Our research group aims to better understand how patients on the SICU are mobilized and the impact it has on adverse discharge disposition and functional outcome after hospital discharge.
We have previously developed and validated the Surgical Intensive Care Unit Optimal Mobilization Score (SOMS), an algorithm to guide and facilitate early mobilization to advance mobility of SICU patients (NCT01363102). In addition, we have established the use of bedside ultrasound technology to quantify cross sectional area of the rectus femoris muscle, which allows an objective, user-independent quantification of muscle wasting (NCT02270502).
In this study we measure the dose of mobility, defined as a function of both the mobility provided by nursing and physical therapists (e.g., sitting at the edge of the bed, ambulating) as well as its duration. We will build on an existing mobility intensity quantification tool (NCT01674608) and add a domain that quantifies its duration in order to obtain a broad picture of the mobilization of patients on the SICU. The mobility dose is expressed by the mobility quantification score that has been developed by our team. We will then test the hypotheses that mobilization dose in the ICU predicts discharge disposition, defined as discharge to facilities providing long-term care assistance for daily activities, including nursing homes and skilled nursing facilities, hospice at the patient's home, hospice in a health care facility; or in-hospital mortality. Further we will evaluate the association between mobility dose and cross sectional area of the rectus femoris muscle measured by bedside ultrasound as a potential reflection of ICU-acquired muscle weakness (exploratory outcome).

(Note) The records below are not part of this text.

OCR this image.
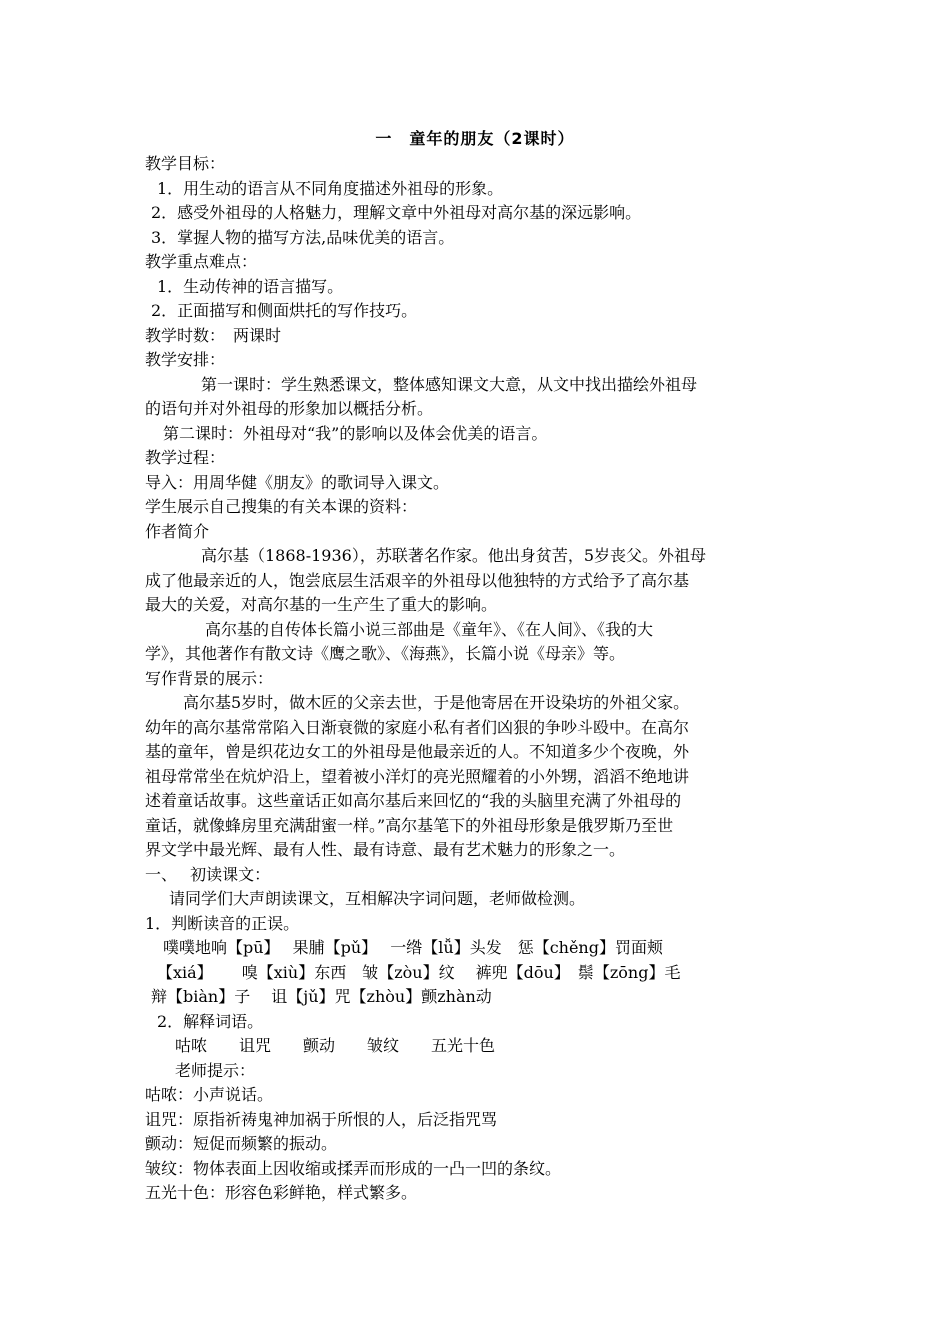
一　童年的朋友（2课时）
教学目标：
1．用生动的语言从不同角度描述外祖母的形象。
2．感受外祖母的人格魅力，理解文章中外祖母对高尔基的深远影响。
3．掌握人物的描写方法,品味优美的语言。
教学重点难点：
1．生动传神的语言描写。
2．正面描写和侧面烘托的写作技巧。
教学时数：　两课时
教学安排：
第一课时：学生熟悉课文，整体感知课文大意，从文中找出描绘外祖母
的语句并对外祖母的形象加以概括分析。
第二课时：外祖母对“我”的影响以及体会优美的语言。
教学过程：
导入：用周华健《朋友》的歌词导入课文。
学生展示自己搜集的有关本课的资料：
作者简介
高尔基（1868-1936），苏联著名作家。他出身贫苦，5岁丧父。外祖母
成了他最亲近的人，饱尝底层生活艰辛的外祖母以他独特的方式给予了高尔基
最大的关爱，对高尔基的一生产生了重大的影响。
高尔基的自传体长篇小说三部曲是《童年》、《在人间》、《我的大
学》，其他著作有散文诗《鹰之歌》、《海燕》，长篇小说《母亲》等。
写作背景的展示：
高尔基5岁时，做木匠的父亲去世，于是他寄居在开设染坊的外祖父家。
幼年的高尔基常常陷入日渐衰微的家庭小私有者们凶狠的争吵斗殴中。在高尔
基的童年，曾是织花边女工的外祖母是他最亲近的人。不知道多少个夜晚，外
祖母常常坐在炕炉沿上，望着被小洋灯的亮光照耀着的小外甥，滔滔不绝地讲
述着童话故事。这些童话正如高尔基后来回忆的“我的头脑里充满了外祖母的
童话，就像蜂房里充满甜蜜一样。”高尔基笔下的外祖母形象是俄罗斯乃至世
界文学中最光辉、最有人性、最有诗意、最有艺术魅力的形象之一。
一、　 初读课文：
请同学们大声朗读课文，互相解决字词问题，老师做检测。
1．判断读音的正误。
噗噗地响【pū】　 果脯【pǔ】　 一绺【lǚ】头发　惩【chěng】罚面颊
【xiá】　　 嗅【xiù】东西　皱【zòu】纹　 裤兜【dōu】　鬃【zōng】毛
辩【biàn】子　 诅【jǔ】咒【zhòu】颤zhàn动
2．解释词语。
咕哝　　诅咒　　颤动　　皱纹　　五光十色
老师提示：
咕哝：小声说话。
诅咒：原指祈祷鬼神加祸于所恨的人，后泛指咒骂
颤动：短促而频繁的振动。
皱纹：物体表面上因收缩或揉弄而形成的一凸一凹的条纹。
五光十色：形容色彩鲜艳，样式繁多。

Mobilization Quantification score: MQS (Detailed table linked in reference section)
This score integrates the highest rated activities within each mobility session - from physical therapy and nursing. By multiplying the scale it gets greater and allows a better interpretation of mobility intensity. It adds value of mobility dose across sessions considering the entire spectrum of active participation of the patient over the day.
- If patient achieves a level in between predefined MQS levels we score the closest lower level
- We collect mobility data for the night time by interviewing the day nurses and asking them about the patients' mobilization also during night time
- We round up the duration of each mobility session: Passive range of motion (PRM) conducted 4 times during the day counts as: 1*4=4 (corresponding to 4 units/hours)
- For each session, we calculate the highest mobility level for the duration of the mobility session: e.g. Patient is standing for 5 minutes before s/he walks with 2 assists for 10 minutes: 3*7=21 (adding up the duration of various activities within a session and multiplying it by the highest achieved mobility level). Sitting passively in the chair is an exception (see below).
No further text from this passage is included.